Woanders muss Armin Rohde sich zum starken Führer der Überlebenden aufschwingen, einfach weil er der Kopf eines Schalke-Fanclubs ist und als solcher in Deutschland Autorität besitzt. Den Höhepunkt erreicht das Einheitsgefühl aber, als in einer Notunterkunft die bärtigen Muslime endlich lernen sich zu integrieren: Denn leider ist das einzige Nahrungsmittel, welches ihnen der gute, die Versorgung leitende Pfarrer bieten kann, Schweinegulasch. Später droht ein Konflikt auszubrechen, als sie in seine provisorische Kapelle kommen und dort beten wollen. Erst möchte er nicht mit der anderen Religion den Raum teilen, doch der Anführer der Muslime appelliert ohne jede platte Doppelbedeutung daran, dass die anderen (also die Christen/Deutschen) zwar zuerst hier wären, sie (also die Muslime/Migrationshintergründige) aber doch ebenso zu Deutschland gehören würden. Also zelebriert man eine gemischte Messe und falls es irgendwer noch nicht verstanden hat, setzen sich Pfarrer und Imam dann noch zusammen auf ein Feldbett und teilen sich ein Brot. Wo sich also Amerika in seinen Filmen durch Unabhängigkeit, Stärke und Unbeugsamkeit darstellt, identifiziert sich Deutschland hier durch Fleischgerichte, Fußball und die Straßenverkehrsordnung.

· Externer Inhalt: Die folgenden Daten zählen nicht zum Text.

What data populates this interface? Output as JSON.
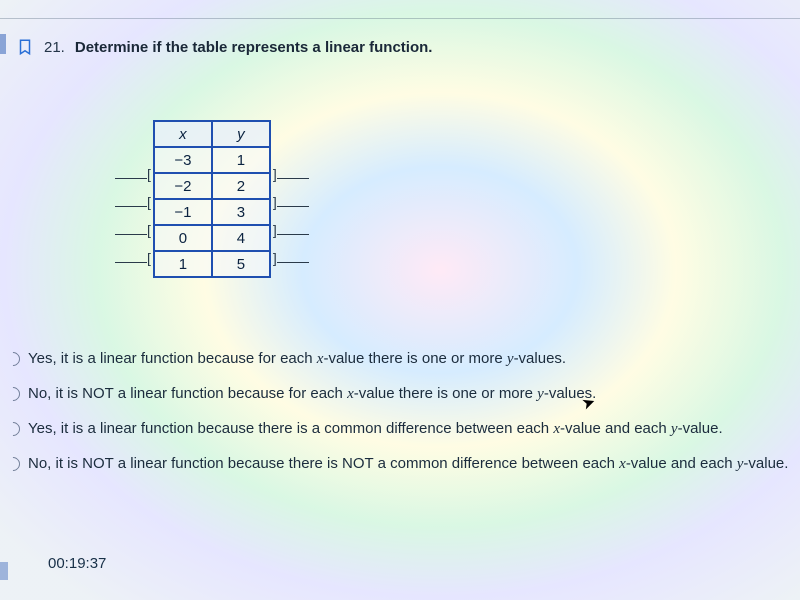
{
  "question": {
    "number": "21.",
    "prompt": "Determine if the table represents a linear function."
  },
  "table": {
    "headers": {
      "x": "x",
      "y": "y"
    },
    "rows": [
      {
        "x": "−3",
        "y": "1"
      },
      {
        "x": "−2",
        "y": "2"
      },
      {
        "x": "−1",
        "y": "3"
      },
      {
        "x": "0",
        "y": "4"
      },
      {
        "x": "1",
        "y": "5"
      }
    ]
  },
  "brackets": {
    "left": "[",
    "right": "]"
  },
  "options": {
    "a_pre": "Yes, it is a linear function because for each ",
    "a_mid": "-value there is one or more ",
    "a_post": "-values.",
    "b_pre": "No, it is NOT a linear function because for each ",
    "b_mid": "-value there is one or more ",
    "b_post": "-values.",
    "c_pre": "Yes, it is a linear function because there is a common difference between each ",
    "c_mid": "-value and each ",
    "c_post": "-value.",
    "d_pre": "No, it is NOT a linear function because there is NOT a common difference between each ",
    "d_mid": "-value and each ",
    "d_post": "-value."
  },
  "vars": {
    "x": "x",
    "y": "y"
  },
  "timer": "00:19:37",
  "chart_data": {
    "type": "table",
    "title": "Determine if the table represents a linear function.",
    "columns": [
      "x",
      "y"
    ],
    "rows": [
      [
        -3,
        1
      ],
      [
        -2,
        2
      ],
      [
        -1,
        3
      ],
      [
        0,
        4
      ],
      [
        1,
        5
      ]
    ]
  }
}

Doch kommen wir wieder auf mein Lieblingsgebiet, die Ideologiekritik. Dass der Katastrophenfilm ein eher konservatives Genre ist, ist ebenso bekannt, wie nahe liegend. Hier aber schleicht sich ein besonders unschöner Ton ein: Die Wissenschaftler haben das Problem erst geschaffen und auch die Rettung wird nicht von ihnen direkt erbracht. Ja, der Leiter des CERN macht, in seinem Zentrum eingeschlossen die anderen Verschütteten darauf aufmerksam, wie viel Luft ihnen die anwesenden Kinder wegatmen und steht damit ziemlich in Opposition zum Humanismus, den die wohltätigen Priester vorleben. Die junge Praktikantin der Erzieherin lernt auch endlich ihre Pflichten (im guten weiblichen Feld der Kinderpflege) wahrzunehmen, der jugendliche Kriminelle lernt folgsam im Laden des Vaters zu arbeiten. Als die unzuverlässige (da junge) moderne Technik versagt, muss das alte Funkgerät aus Stalingrad wieder ran und reumütig suchen die Menschen Unterschlupf im Altersheim, welches der Situation besser widerstehen kann, als die nutzlosen Bauten der Nachgeborenen. Auch der Obdachlose, der Behindertenparkplätze schützt, ist mit seinem Bart gegenüber dem glatt rasierten Kellner eine Patriarchenfigur. Der traditionsvergessene Bauernhofflüchtling muss sterben, während sein Bruder seinen Beitrag zur Rettung der Welt leistet. Es ist das Alte, was Rettung bringen kann, wenn das Neue – die Forschung – uns alle gefährdet.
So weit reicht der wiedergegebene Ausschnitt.